In this paper, we construct examples of finite covers of punctured surfaces where the first rational homology is not spanned by lifts of simple closed curves. We can deal with any surface whose fundamental group is a nonabelian free group, though we do not know how to deal with closed surfaces.
In fact, we prove a much more general result. Let $\mathcal{O}$ be a subset of a nonabelian free group $F_n$ that is contained in the union of finitely many $\text{Aut}(F_n)$-orbits. For instance, if $F_n$ is the fundamental group of a punctured surface then $\mathcal{O}$ could be the set of all simple closed curves (or even for some fixed $m \geq 0$ the set of all closed curves with at most $m$ self-intersections). Then there exists a finite-index normal subgroup $R$ of $F_n$ such that $H_1(R;\mathbb{Q})$ is not spanned by the homology classes of powers of elements of $\mathcal{O}$.
I also should point out two related papers (see the introduction to my paper above for a more complete summary of the literature). The paper
T. Koberda, R. Santharoubane,
Quotients of surface groups and homology of finite covers via quantum representations,
Invent. Math. 206 (2016), no. 2, 269–292.
constructs examples of finite covers $\widetilde{S}$ of surfaces $S$ such that $H_1(\widetilde{S};\mathbb{Z})$ is not spanned by lifts of simple closed curves on $S$. They can deal with any orientable surface whose fundamental group is nonabelian (including closed surfaces). However, unlike us they cannot ensure that lifts of simple closed curves do not span a finite-index subgroup of $H_1(\widetilde{S};\mathbb{Z})$. This is why they only deal with integral homology as opposed to rational homology.

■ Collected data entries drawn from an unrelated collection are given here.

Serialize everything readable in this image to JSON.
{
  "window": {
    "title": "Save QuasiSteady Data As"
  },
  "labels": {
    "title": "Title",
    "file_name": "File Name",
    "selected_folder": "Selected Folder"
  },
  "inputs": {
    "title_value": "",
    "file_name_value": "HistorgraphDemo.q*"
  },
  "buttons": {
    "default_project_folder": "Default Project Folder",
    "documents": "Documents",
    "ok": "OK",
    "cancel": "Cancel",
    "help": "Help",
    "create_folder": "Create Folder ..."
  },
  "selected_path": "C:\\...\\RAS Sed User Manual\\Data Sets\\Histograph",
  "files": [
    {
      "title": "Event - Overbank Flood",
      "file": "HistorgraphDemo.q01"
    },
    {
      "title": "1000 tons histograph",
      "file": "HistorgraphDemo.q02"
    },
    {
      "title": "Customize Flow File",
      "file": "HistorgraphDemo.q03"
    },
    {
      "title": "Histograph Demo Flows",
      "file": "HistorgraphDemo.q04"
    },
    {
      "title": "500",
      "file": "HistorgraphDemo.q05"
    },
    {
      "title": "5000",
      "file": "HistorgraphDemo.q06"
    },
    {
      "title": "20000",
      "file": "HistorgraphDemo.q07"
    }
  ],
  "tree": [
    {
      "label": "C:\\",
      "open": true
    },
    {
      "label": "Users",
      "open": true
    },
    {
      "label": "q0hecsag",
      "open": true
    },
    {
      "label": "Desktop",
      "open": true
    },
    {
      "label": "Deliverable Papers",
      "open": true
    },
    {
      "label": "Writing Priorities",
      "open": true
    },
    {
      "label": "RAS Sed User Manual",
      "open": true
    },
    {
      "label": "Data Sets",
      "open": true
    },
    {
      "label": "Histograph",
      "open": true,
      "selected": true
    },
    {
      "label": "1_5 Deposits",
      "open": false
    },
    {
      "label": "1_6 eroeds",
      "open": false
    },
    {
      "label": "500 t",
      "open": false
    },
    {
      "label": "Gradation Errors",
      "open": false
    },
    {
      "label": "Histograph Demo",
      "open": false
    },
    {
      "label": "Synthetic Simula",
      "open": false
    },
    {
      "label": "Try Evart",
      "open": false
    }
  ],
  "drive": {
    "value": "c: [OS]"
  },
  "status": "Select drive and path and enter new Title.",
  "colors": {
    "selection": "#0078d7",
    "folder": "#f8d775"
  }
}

Another interesting paper along these lines is
B. Farb, S. Hensel,
Finite covers of graphs, their primitive homology, and representation theory,
New York J. Math. 22 (2016), 1365–1391.
Among other things, this paper proves that the "rational simple closed curve homology" is everything for abelian covers. It also constructs counterexamples to this for genus $1$ surfaces with $1$ or $2$ punctures.